This week, we focused on integration and testing, and I also made some minor improvements to the CV algorithm, and attempted to collect more data for training.
Integration with Jetson
The Jetson was surprisingly annoying and difficult to setup, and I spent at least 10 hours just trying to get my CV code to run properly on the Jetson.  In particular, trying to install various dependencies like PyTorch and OpenCV took a long time; we needed to compile a lot of dependencies from source (which came with a lot of its own errors) because the Jetson is an ARM aarch64 system which is not compatible with the x86_64 architectures that most things are precompiled for. The various issues were compounded by the fact that the Jetson was slightly old (using older version of Ubuntu, low RAM and memory capacity).
Even after I/we* managed to get the code up and running on the Jetson, we had significant problems with the speed of the Jetson system. I/we at first tried various methods including turning off visual displays and killing processes. Eventually, we realized that the bottleneck was … RAM!!!
What we discovered was that the Jetson took 1-2 minutes to make its first prediction, but then ran relatively quickly (~135ms) after that. This is in comparison to my computer which runs a single prediction in ~30ms. When Alex was debugging with a display of system resources, we eventually pinpointed the issue to being the lack of sufficient RAM when loading and using the model for the first time: the model was just too big to fit into RAM properly, and a major bottleneck came from having to move some of that memory into SWAP. Once that was complete, the algorithm ran relatively quickly. However, because it is nonetheless using memory accesses (swap) instead of the faster RAM, the predictions on the Jetson still ran slower than that of my computer. Nonetheless, it still runs fast enough (~135ms) after this initial “booting” stage, which has now been integrated as part of the “loading” in my CV code.
*while I was in charge/did most of the debugging, my teammates were also instrumental in helping me get it up and running (it is after all, Alex’s Jetson), so credit should be given where it is due 🙂
CV Training
While trying to fix/install dependencies on the Jetson, I had also in parallel attempted to collect some more data with the new fake fruits that came in, including the addition of a new “Lemon” class. However,  our model could not converge properly. I believe that it was due to the fact that some of the fake fruits/vegetables were not very high-quality, and looked fairly different from the ones in the original dataset (and in real life) like the peach and pear, so when validating against our original test images, it failed to perform very well. Next week, I aim to try training only the fake fruits/vegetables that look realistic enough (like the apple, lemons and eggplant). That being said, the algorithm already performs very well against some of the semi-realistic fake fruit, like the starfruit and banana shown in Figure 1 below.

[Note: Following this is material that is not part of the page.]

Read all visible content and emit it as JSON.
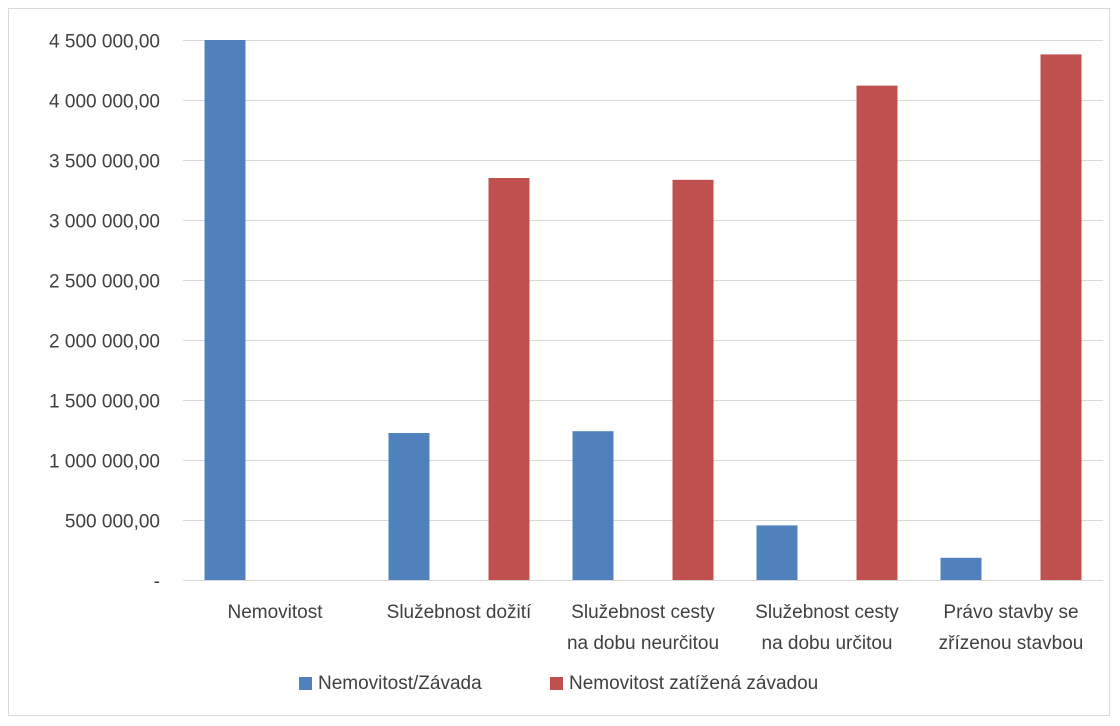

During testing, I was actually pleasantly amazed by the neural network’s ability to detect multiple fruits despite being a classifier, and outputting probabilities associated with those fruits. As can be seen in Figure 1 below, the fruits being captured are Apple, Banana and Starfruit, which appear as the top 3 probabilities on the screen, as detected by the network.

Figure 1: Multiple Fruits Detection
Minor Improvements – White Background Detection
After spray painting the platform with Alex, we now had a good white background to work with. Using this piece of information, I was able to have a simple (and efficient) code that detects whether the background is mostly white using the HSL image representation, and checking for how many pixels are above a certain threshold.
Since my algorithm currently uses changes in motion (i.e. pixel changes between the frames) to switch from different states (background, prediction, wait for user to take off their fruit) in my internal FSM, this white background detection adds an important level of robustness against unforeseen changes, like an accidental hand swipe, lighting changes or extreme jerks to the camera. Otherwise, the CV system might accidentally go into a state that it is not supposed to, such as awaiting fruit removal when there is no fruit there, and confuse/frustrate the user.
Future Work
We are currently far ahead of schedule in terms of what we originally wanted to do (robust CV algorithm, fruit + vegetable detection), but there are a few things left to do/try:
- Quantity detection: This can be done by using white background segmentation (since I already have some basic algorithm for that) + floodfill to have a rough quantity detection of number of fruits on the platform. Right now, our algorithm is robust to multiple fruits, and there is already an API interface for quantity.
- Adding more classes/training: As mentioned above, I could try retraining the model on new classes using the fake fruits/vegetables + perhaps some actual ones from the supermarket. Sadly, my real bell peppers and apple are already inedible at this point 🙁